The disgorgement funds “will be used to further compensate victims for losses suffered as a result of the massive fraudulent scheme orchestrated by Samuel Bankman-Fried, his now-bankrupt FTX group of companies, and a core group of FTX insiders,” the CFTC said.
Additionally, the order, which finds that FTX violated derivatives laws and regulations, imposes injunctions and trading and registration prohibitions against the respondents in the case, and it also requires FTX and Alameda to cooperate with the CFTC in its ongoing litigation.
“The court noted that FTX touted itself as ‘the safest and easiest way to buy and sell crypto,’ and that customer assets, including digital assets such as bitcoin and ether, were held in ‘custody’ by FTX while stating FTX segregated customer assets from FTX’s own assets as a general principle, when in fact customer funds were commingled and misappropriated,” the CFTC said.
According to CFTC enforcement director, Ian McGinley, the order represents the largest-ever investor recovery achieved by the CFTC.
“FTX’s massive fraud collapsed 21 months ago and in that time the CFTC investigated, filed a complaint, and achieved what many thought was impossible at the time of the collapse — a resolution to compensate victims for the losses they suffered,” he said in a release.

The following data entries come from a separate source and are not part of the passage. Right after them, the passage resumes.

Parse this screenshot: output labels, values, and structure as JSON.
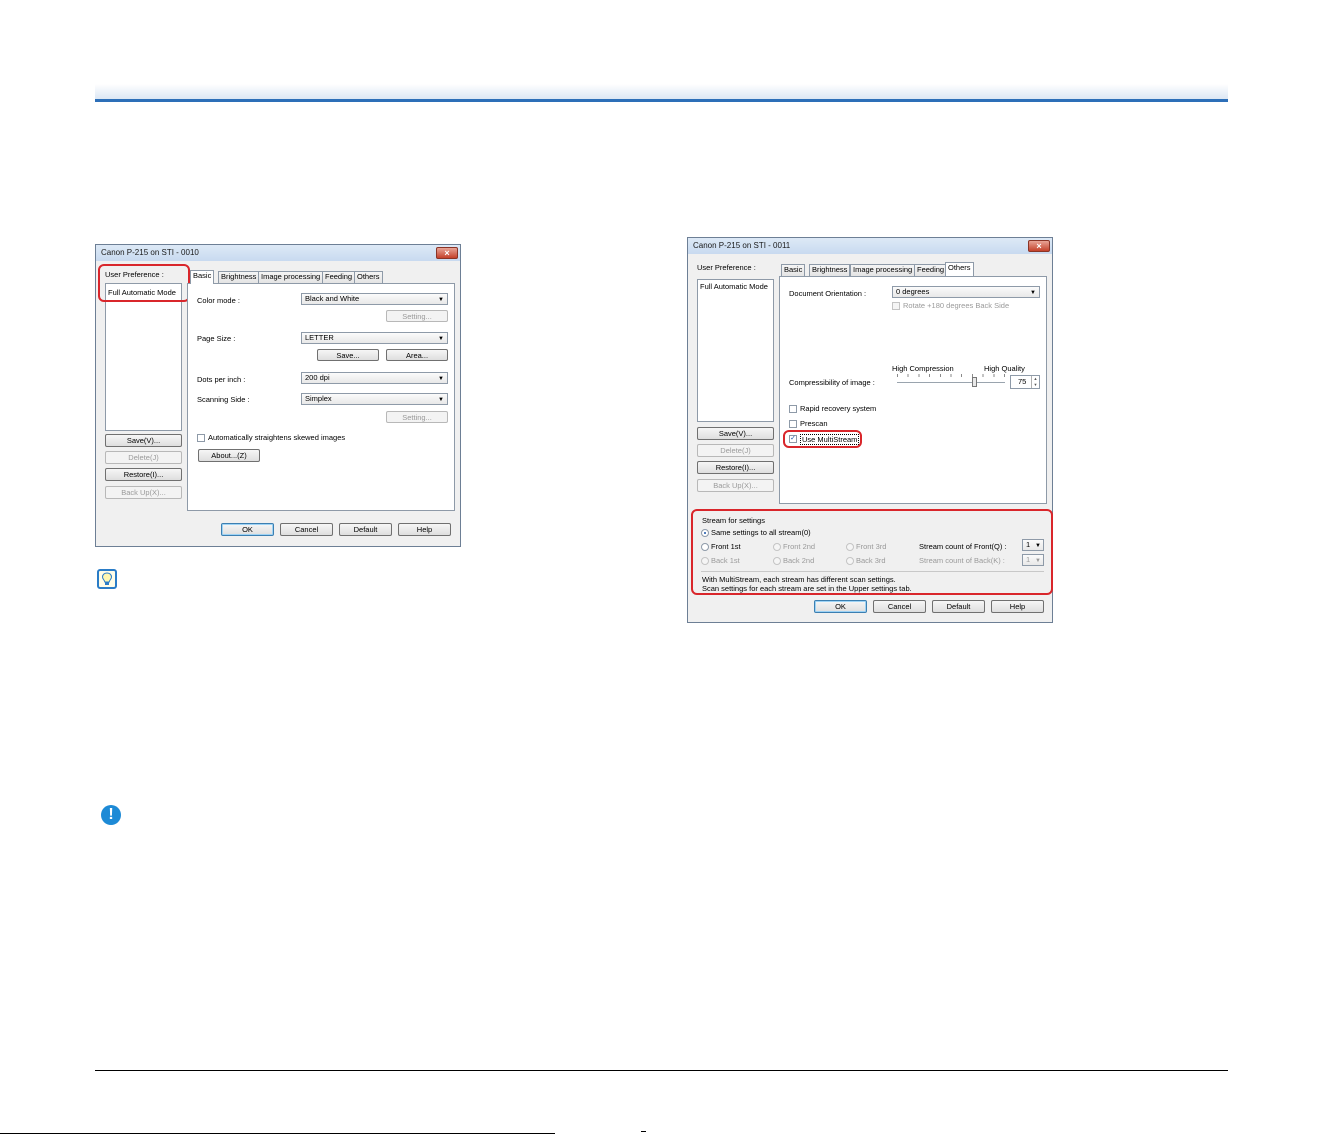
{
  "left_dialog": {
    "title": "Canon P-215 on STI - 0010",
    "close_glyph": "×",
    "user_preference_label": "User Preference :",
    "preference_item": "Full Automatic Mode",
    "side_buttons": [
      "Save(V)...",
      "Delete(J)",
      "Restore(I)...",
      "Back Up(X)..."
    ],
    "tabs": [
      "Basic",
      "Brightness",
      "Image processing",
      "Feeding",
      "Others"
    ],
    "active_tab": "Basic",
    "color_mode_label": "Color mode :",
    "color_mode_value": "Black and White",
    "setting_button": "Setting...",
    "page_size_label": "Page Size :",
    "page_size_value": "LETTER",
    "save_button": "Save...",
    "area_button": "Area...",
    "dpi_label": "Dots per inch :",
    "dpi_value": "200 dpi",
    "scanning_side_label": "Scanning Side :",
    "scanning_side_value": "Simplex",
    "setting_button_2": "Setting...",
    "straighten_label": "Automatically straightens skewed images",
    "about_button": "About...(Z)",
    "footer_buttons": [
      "OK",
      "Cancel",
      "Default",
      "Help"
    ]
  },
  "right_dialog": {
    "title": "Canon P-215 on STI - 0011",
    "close_glyph": "×",
    "user_preference_label": "User Preference :",
    "preference_item": "Full Automatic Mode",
    "side_buttons": [
      "Save(V)...",
      "Delete(J)",
      "Restore(I)...",
      "Back Up(X)..."
    ],
    "tabs": [
      "Basic",
      "Brightness",
      "Image processing",
      "Feeding",
      "Others"
    ],
    "active_tab": "Others",
    "orientation_label": "Document Orientation :",
    "orientation_value": "0 degrees",
    "rotate_label": "Rotate +180 degrees Back Side",
    "high_compression": "High Compression",
    "high_quality": "High Quality",
    "compressibility_label": "Compressibility of image :",
    "compressibility_value": "75",
    "rapid_recovery_label": "Rapid recovery system",
    "prescan_label": "Prescan",
    "multistream_label": "Use MultiStream",
    "stream_group_label": "Stream for settings",
    "same_settings_label": "Same settings to all stream(0)",
    "front_options": [
      "Front 1st",
      "Front 2nd",
      "Front 3rd"
    ],
    "back_options": [
      "Back 1st",
      "Back 2nd",
      "Back 3rd"
    ],
    "stream_count_front_label": "Stream count of Front(Q) :",
    "stream_count_front_value": "1",
    "stream_count_back_label": "Stream count of Back(K) :",
    "stream_count_back_value": "1",
    "info_line_1": "With MultiStream, each stream has different scan settings.",
    "info_line_2": "Scan settings for each stream are set in the Upper settings tab.",
    "footer_buttons": [
      "OK",
      "Cancel",
      "Default",
      "Help"
    ]
  },
  "icons": {
    "tip": "lightbulb-hint-icon",
    "warning": "exclamation-important-icon"
  }
}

In a related settlement agreement, which was approved by the U.S. bankruptcy court in Delaware, the CFTC agreed not to seek a civil monetary penalty against FTX and to subordinate its claims against the firms to claims by the victims of the FTX fraud scheme.
The issuance of the consent order resolves the CFTC’s litigation against FTX, it said, leaving cases pending against four individual defendants, including Bankman-Fried.
In that ongoing litigation, the CFTC is seeking restitution, disgorgement, monetary penalties, and permanent trading and registration bans, the regulator said.
“FTX used age-old tactics to create an illusion that it was a safe and secure place to access crypto markets. But the basic regulatory tools, like governance, customer protections, and surveillance that exist to identify misconduct and ultimately prevent collapse, were simply not there,” said CFTC chairman, Rostin Behnam, in a release.
Behnam also stressed that regulatory enforcement action in the crypto sector “is just the tip of the iceberg.”
“In the absence of digital asset legislation to fill regulatory gaps, entities will continue to operate in the shadows without these basic tools of sound regulation, sharpening their deceptive practices and continuing to dupe customers,” he said.
Behnam’s call for enhanced regulation of the crypto sector was echoed by CFTC commissioner, Kristin Johnson.
“Customers and the public were not alerted to FTX’s ongoing misconduct due to the absence of crucial regulation over digital assets needed to establish appropriate risk management mechanisms to address conflicts of interest and other related issues, a lack of transparency and inadequate oversight,” she said in a statement.
“Going forward, we must prioritize efforts to protect customers in markets with regulatory gaps, where customers may be at higher risk due to the absence of adequate safeguards,” she said.